Лев Николаевич: «Вчера был счастливый день. Я измучился ожиданием писем, и приехавший башкирец из Самары объявил, что писем нет, а взял их какой-то русский. Русский мог быть приказчик с хутора или приказчик от Тимрота [125] , которым я обоим поручил быть на почте. Я оседлал лошадь и поехал к обоим. У одного нет; приезжаю к Тимроту: – «Приехал приказчик?» – «Нет. Но барыня ездила в Самару и привезла вот какую гору писем», – говорил мне мужик. – «Мне есть?» – «Все вам». – Прихожу, действительно, четыре письма твои, одно от Лизы, прекрасное, премилое письмо Урусова и Фета два. Я читал их тут же на дворе, и наивный мужик идет мимо: «что, правда, бугор там?» Твоя карточка [126] тут же. Мне очень была и есть (потому что часто смотрю) приятна, хотя первое впечатление было неприятное. Ты показалась мне и стара, и худа, и жалка. Впрочем, после разлуки всегда и портрет, и лицо само человека, которого не любишь, а больше что-то (как я тебя), производит впечатление разочарования.» В воображении своем вижу я тебя всегда точно такою, какая ты есть, но совершеннее. А действительность несовершенна. Теперь я помирился с портретом, и он мне приятен, и очень. Письма твои все перечел раза три. Пиши, пожалуйста, чаще и больше. Хотя не скоро приходят, но с адресом в Самару они все дойдут; только за неделю до моего отъезда, т. е. с 24 июля, остановись писать, а напиши 25-го, положим, в Нижний, на почту, до востребования, а 27-го, 28-го в Москву, до востребования… В понедельник, 12-го, буду писать еще.

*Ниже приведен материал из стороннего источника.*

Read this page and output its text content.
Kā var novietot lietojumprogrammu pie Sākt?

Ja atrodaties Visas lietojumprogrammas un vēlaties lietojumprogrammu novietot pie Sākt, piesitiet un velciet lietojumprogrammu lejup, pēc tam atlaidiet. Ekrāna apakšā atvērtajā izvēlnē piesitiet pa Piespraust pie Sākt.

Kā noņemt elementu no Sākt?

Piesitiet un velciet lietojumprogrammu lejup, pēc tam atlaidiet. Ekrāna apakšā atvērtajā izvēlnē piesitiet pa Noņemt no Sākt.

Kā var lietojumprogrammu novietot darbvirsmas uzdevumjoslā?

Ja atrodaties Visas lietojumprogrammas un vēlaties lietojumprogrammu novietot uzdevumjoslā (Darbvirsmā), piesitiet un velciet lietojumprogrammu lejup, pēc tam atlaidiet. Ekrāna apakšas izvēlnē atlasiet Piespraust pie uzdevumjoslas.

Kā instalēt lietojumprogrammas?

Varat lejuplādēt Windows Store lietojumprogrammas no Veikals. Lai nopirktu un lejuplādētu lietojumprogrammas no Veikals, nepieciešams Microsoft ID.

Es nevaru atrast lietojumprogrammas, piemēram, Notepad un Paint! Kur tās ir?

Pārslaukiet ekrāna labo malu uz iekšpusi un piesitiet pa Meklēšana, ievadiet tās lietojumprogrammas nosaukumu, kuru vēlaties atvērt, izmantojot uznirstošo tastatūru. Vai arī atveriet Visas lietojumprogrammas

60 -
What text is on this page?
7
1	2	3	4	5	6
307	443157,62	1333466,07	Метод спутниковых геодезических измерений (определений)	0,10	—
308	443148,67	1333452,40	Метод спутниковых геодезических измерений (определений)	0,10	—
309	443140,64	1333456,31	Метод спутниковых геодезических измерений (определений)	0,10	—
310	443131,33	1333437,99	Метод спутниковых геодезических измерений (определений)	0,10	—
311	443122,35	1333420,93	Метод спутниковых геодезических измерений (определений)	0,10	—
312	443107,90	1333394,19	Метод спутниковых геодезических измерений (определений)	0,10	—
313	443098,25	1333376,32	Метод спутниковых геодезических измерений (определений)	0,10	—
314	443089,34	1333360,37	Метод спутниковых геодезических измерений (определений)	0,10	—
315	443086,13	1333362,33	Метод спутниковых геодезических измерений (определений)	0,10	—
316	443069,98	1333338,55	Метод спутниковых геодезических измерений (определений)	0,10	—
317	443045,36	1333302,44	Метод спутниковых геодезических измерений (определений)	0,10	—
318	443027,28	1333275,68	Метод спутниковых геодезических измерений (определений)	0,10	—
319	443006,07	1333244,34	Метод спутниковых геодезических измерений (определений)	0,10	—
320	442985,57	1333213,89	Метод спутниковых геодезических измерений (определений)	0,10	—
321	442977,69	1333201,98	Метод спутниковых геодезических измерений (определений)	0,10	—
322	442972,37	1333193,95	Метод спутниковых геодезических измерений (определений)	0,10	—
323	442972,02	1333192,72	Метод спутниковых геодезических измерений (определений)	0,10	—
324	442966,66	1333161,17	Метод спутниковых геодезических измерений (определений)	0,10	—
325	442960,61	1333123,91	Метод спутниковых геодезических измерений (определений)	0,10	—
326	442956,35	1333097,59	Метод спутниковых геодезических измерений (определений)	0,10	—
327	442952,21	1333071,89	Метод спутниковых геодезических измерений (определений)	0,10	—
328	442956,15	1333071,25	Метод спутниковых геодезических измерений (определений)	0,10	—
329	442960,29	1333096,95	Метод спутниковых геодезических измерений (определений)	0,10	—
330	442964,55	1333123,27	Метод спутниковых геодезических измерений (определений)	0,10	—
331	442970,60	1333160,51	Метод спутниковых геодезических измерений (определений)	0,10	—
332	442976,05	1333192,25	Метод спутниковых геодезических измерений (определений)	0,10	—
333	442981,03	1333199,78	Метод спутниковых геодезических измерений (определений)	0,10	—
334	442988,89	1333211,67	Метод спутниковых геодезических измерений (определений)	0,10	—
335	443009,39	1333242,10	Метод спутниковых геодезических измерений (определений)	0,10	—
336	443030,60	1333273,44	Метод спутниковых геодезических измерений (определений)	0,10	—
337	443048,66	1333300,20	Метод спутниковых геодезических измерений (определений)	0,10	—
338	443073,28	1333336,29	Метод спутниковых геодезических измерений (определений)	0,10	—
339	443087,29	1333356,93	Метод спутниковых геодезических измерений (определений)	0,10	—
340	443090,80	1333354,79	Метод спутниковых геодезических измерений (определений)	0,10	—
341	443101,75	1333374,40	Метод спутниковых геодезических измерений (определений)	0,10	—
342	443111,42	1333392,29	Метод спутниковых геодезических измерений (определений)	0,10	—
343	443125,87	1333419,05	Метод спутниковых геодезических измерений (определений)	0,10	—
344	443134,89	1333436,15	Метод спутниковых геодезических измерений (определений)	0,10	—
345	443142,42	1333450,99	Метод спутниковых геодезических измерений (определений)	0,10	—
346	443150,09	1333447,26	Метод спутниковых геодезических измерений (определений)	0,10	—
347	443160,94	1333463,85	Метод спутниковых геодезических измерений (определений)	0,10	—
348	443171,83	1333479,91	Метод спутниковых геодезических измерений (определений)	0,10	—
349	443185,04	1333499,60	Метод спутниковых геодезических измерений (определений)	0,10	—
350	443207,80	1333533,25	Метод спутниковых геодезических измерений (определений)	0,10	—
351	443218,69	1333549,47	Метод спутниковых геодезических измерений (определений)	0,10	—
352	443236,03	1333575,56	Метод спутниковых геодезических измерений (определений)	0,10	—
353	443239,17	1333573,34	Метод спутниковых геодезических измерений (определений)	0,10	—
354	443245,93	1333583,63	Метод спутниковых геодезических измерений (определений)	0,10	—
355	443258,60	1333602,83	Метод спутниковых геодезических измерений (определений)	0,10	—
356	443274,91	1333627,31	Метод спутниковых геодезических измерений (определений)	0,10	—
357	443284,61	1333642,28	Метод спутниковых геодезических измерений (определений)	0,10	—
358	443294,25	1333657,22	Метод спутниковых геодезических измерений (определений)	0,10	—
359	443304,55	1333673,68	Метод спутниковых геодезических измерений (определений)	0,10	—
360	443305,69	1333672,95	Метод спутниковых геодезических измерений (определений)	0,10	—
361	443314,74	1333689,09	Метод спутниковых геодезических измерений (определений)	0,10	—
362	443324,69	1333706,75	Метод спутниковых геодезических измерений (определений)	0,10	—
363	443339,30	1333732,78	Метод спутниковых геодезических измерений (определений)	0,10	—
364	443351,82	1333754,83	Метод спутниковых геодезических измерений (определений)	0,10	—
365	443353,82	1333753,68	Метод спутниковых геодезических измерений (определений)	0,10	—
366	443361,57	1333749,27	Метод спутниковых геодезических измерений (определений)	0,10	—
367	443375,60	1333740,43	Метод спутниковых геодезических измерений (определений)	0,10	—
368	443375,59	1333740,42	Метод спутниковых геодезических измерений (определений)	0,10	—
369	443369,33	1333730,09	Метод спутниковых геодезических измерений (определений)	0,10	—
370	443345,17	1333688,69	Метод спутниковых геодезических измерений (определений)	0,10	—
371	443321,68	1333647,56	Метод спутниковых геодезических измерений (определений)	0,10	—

Меня очень обрадовало то, что ты к Маше стала нежнее. Я так ее очень люблю, и мне грустно было, что ты к ней была холодна. Портрет твой похож на мученицу, но все-таки я ему рад».
«С тех пор, как ты мне написала о Бибикове [127] , я каждый день смотрю по дороге и жду его. Если бы он приехал, я был бы очень счастлив и угостил бы его всем тем, чем он любит, и, наверное, предпринял бы поездку в Уфу (все по башкирам), 400 верст, и оттуда уже прямо бы вернулся на пароходе по реке Белой в Каму и из Камы в Волгу. Теперь я этой поездки, хотя и мечтаю о ней, почти наверное, не сделаю. Боюсь, что она задержит меня хоть на день приездом домой. С каждым днем, что я врознь от тебя, я все сильнее и тревожнее, и страстнее думаю о тебе, и все тяжелее мне. Про это нельзя говорить. Теперь остается шестнадцать дней… После моего последнего письма я получил еще два письма от тебя. Хотел написать: душенька, пиши чаще и больше, но на это мое письмо едва ли ты успеешь ответить иначе как в Нижний Новгород. Письма твои, однако, мне уже, вероятно, вреднее всех греков тем волнением, которое они мне делают. Тем более, что я их получаю вдруг. Я не мог их читать без слез, и весь дрожу, и сердце бьется. И ты пишешь, что придет в голову, а мне каждое слово значительно, и все их перечитываю».